3. Another story: I have a good friend, a retired symphony conductor in his
70's. One of his fingers is severely deformed with arthritis (too much work
with hammers in earlier years, he said). The finger used to hurt
chronically, and it was especially painful when it bumped against something
- even when it was just a light bump. Last fall I suggested that he tape
two 1/2 inch disc magnets to that finger each night when he went to bed.
After doing this for some time (on the order of days or weeks), he told me
that the pain decreased to practically nothing, even when he taps it
against something. He continues to use the magnets nightly, since they
help him so much.
If you have an older friend with arthritis in a finger or toe joint, you
might get them to try it; it's easy to do.
More research needs to be done on permanent magnets.

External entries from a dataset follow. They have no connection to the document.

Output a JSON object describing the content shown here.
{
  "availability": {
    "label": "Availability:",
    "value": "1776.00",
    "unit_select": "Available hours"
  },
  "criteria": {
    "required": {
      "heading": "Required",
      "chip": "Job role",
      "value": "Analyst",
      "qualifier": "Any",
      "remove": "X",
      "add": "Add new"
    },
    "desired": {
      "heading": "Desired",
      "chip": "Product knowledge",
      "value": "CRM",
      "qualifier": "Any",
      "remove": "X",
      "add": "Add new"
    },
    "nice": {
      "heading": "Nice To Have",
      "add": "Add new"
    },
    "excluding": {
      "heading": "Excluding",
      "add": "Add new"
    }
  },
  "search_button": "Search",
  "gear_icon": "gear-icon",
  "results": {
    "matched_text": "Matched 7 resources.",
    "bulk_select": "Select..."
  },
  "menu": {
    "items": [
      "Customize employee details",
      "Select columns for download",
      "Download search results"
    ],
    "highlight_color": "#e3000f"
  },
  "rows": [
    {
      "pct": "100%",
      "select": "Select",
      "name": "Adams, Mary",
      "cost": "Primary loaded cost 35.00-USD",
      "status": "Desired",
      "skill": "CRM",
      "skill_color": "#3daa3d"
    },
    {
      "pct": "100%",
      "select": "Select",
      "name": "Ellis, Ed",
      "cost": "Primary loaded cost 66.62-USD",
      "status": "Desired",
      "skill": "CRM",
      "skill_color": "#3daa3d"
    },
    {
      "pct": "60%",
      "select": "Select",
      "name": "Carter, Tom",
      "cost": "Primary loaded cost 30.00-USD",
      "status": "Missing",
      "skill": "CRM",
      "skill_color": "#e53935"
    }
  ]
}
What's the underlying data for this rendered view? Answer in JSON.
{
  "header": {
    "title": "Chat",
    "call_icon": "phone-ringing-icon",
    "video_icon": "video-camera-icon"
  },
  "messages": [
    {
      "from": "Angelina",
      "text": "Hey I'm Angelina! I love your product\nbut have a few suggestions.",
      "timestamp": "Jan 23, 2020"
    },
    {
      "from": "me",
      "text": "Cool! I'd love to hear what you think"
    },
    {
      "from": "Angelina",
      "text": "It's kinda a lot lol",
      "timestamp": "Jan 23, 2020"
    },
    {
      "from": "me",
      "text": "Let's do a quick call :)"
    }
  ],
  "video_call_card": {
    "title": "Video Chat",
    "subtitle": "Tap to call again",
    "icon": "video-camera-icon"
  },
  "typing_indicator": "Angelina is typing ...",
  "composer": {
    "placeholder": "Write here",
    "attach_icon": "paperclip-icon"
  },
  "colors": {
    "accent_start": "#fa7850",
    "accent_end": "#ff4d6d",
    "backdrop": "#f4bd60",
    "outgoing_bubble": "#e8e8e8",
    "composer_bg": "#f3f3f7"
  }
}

4. I've heard that the large oil companies use permanent magnets to improve
the flow of crude oil in pipes. Their engineers would know, I suppose.
Anyone got any contacts?
5. Thousands of articles have been published in medical and biological
journals on studies of healing done with pulsed magnetic fields. The
increase in circulation is documented. One postulate to explain the
reduction in pain is that the threshold of the action potential is modified
slightly. I would like to see more on this; my impression is that the
mechanisms aren't known well.
6. One of the most complete series of studies of pulsed magnetic fields
that I know of is from a biotechnology company, Orthologic, in Phoenix.
(The CEO, Alan Weinstein, is a PhD bioengineer; they work with ASU. I heard
him give a colloquium there.) They patented a bone healing device which
uses a static and an alternating magnetic field, both the size of the
Earth's field. Sounds amazing, doesn't it!
Orthologic's research culminated in a clinical study of more than 180
people with non-union bone fractures which hadn't healed in more than 9
months. 100 or so of the people used the device next to the non-union
fracture for 1/2 hour per day for 3 months. Every bone fracture healed!
It turns out that the frequency is the crucial variable: bone healing only
occurs when the frequency is any harmonic of the cyclotron frequencies of
both calcium and magnesium. (One of these ions stimulates growth, the other
stimulates maturation of bone.) The right frequency improves the ability of
these ions to move through the cell membrane. (As little as 1 or 2 extra
calcium ions transported through the membrane has been shown to make the
difference in activation of healing; apparently a cascading effect occurs.)
The mechanisms aren't known well, but I've seen a few models proposed in
journal articles (ex. Journal of Bioelectricity).
Jane Jackson, PhD. Professor of Physics, Scottsdale Comm.Col. (on leave)
Box 871504, Dept. of Physics, Arizona State Univ., Tempe, AZ 85287-1504.